For the sequences from the Grass encoding, we uploaded the FASTA file of the encoding scheme and selected the five attributes. Then we visualized the dataset using the ranking view of DNAsmart to provide an interactive exploration for combining and ranking of the sequences based on the attributes we selected. When sorted by the GC content as shown in 8a, we found that the dataset contains inappropriate GC content as low as 37.61% and as high as 63.25%. However, since DNAsmart supports merging two or more attributes, we prioritized and merged the Hamming and GC content attributes with a corresponding equal weight of 50% for each attribute. We clicked and sorted the sequences based on this combination. We found that sequences with maximum Hamming distance also have appropriate GC content, thus satisfying the GC content constraints and leading to proper information retrieval. This is shown in Fig. 8b.
For the sequences from the Fountain encoding, we performed an ordering task based on the Levenshtein attributes. We selected five attributes, as earlier mentioned, and interactively explored the dataset using DNAsmart. We confirmed that the encoding scheme satisfies the appropriate GC content constraints as it contains GC content within 40% and 60%. Additionally, sorting and ranking the dataset based on Levenshtein distance result in a significant ordering of the sequences that are well separated in the distance metric space as shown in Fig. 9.
In summary, using DNAsmart, the recovery of information corresponds to overviewing and finding an optimal set of DNA sequences which could provide knowledge for further domain-specific analysis.
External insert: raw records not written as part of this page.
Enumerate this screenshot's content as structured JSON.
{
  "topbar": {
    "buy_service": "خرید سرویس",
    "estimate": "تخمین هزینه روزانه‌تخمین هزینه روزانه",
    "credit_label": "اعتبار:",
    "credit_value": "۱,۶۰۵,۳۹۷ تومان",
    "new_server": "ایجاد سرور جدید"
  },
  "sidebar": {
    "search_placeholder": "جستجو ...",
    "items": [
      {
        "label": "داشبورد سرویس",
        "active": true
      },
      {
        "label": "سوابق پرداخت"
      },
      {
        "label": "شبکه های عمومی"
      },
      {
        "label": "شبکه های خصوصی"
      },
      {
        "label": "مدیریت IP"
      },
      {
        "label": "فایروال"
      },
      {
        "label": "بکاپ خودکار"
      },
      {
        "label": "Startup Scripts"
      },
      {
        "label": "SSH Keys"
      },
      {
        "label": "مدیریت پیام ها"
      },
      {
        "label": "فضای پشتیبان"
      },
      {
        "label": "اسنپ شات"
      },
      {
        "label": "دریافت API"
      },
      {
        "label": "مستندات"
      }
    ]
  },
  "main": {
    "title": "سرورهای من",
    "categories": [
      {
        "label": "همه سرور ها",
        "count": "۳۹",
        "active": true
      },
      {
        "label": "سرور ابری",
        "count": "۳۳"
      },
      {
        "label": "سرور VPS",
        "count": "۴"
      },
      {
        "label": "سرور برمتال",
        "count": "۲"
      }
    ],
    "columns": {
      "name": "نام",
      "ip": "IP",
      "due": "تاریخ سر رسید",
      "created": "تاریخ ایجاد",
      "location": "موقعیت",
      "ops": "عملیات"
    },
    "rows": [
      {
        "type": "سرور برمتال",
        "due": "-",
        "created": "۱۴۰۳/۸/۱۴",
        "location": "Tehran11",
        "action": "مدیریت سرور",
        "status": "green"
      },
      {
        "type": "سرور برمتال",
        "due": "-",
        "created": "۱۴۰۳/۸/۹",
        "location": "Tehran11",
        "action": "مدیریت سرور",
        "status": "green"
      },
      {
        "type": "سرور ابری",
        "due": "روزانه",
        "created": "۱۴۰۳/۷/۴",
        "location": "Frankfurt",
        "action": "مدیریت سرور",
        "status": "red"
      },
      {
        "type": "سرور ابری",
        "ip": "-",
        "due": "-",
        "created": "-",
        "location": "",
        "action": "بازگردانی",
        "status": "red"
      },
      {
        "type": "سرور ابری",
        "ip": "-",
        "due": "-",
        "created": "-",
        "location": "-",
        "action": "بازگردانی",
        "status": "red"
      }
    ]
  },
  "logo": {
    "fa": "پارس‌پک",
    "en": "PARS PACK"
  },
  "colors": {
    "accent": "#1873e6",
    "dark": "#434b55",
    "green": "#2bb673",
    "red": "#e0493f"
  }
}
The information provided from these explorations can lead to further clustering tasks in the domain. DNAsmart allows the exploration of any dataset that satisfies several properties, such as those coming from DNA data storage systems.
6. User evaluation
DNAsmart enables the influential ranking of an unordered set of sequences by exploring multi-attributes derived from digitized data (quantitative and qualitative improvement of decoded information).
6.1. Analytical tasks
We have structured the visual analysis tasks we want to address with the ranking framework to be based on a single attribute or set of attributes. The goal of each task is to find the TOP 3 ranking of the decoded sequences: 1. when unsorted (default view, no interaction needed), 2. when sorted by a single attribute (one interaction needed), and 3. when three attributes are merged and sorted by specific weights (three interactions needed).
6.2. User study
A user study was performed to investigate the effectiveness of the tool. Nine participants (3 female and 6 male) were recruited from the Molecular Storage for Long-Term Archiving (MOSLA) consortium. More than half of them indicated that they have experience with information visualization, and the rest of them had considerable experience in data storage. Eight participants indicated having experience with DNA Storage systems, and only one reported having none. To train the domain experts to use the tool, a randomly generated set of sequences was used as a toy example data set. The second data set was derived from simulation using an error simulation tool that simulates errors during synthesis, Polymerase Chain Reaction (PCR), storage, and sequencing [16]. The user evaluation started with a written description and instructions to proceed. The evaluation was divided into two steps: the training step and the testing step. For each step, there were a series of questions regarding the use of the tool. The questions were divided into two training questions and three testing questions. There was no time limit for both steps. The training involved selecting the Top 3 decoded sequences in two instances when sorted by one attribute and when merged and sorted by two attributes, respectively. Participants were provided with hints on how to sort, drag and merge attributes. Participants were given the correct answer to both training questions. Testing involved selecting the Top 3 decoded sequences in three instances when unsorted, sorted by one attribute, merged, and sorted by three attributes, respectively. Participants answer these questions using the previously learned interactive features (e.g., sorting) to visualize the desired ranking. At the end of the study, participants were required to fill out a post-hoc questionnaire comprising: a demographic form, an experience form, and a system usability scale or SUS form.
6.3. Findings
We outlined 3 tasks that the participants had to perform using DNAsmart. The findings covered the three views of the tool: sequence, selection, and ranking. The tasks had slightly different levels of complexity. We measured task completion times to approximate the time it took each participant to complete a task. All participants completed the training. In testing, 7 out of 9 participants provided correct answers. Training and testing took about 4 min (μ = 240, σ = 15.5) and 2 min (μ = 113, σ = 49.6), respectively.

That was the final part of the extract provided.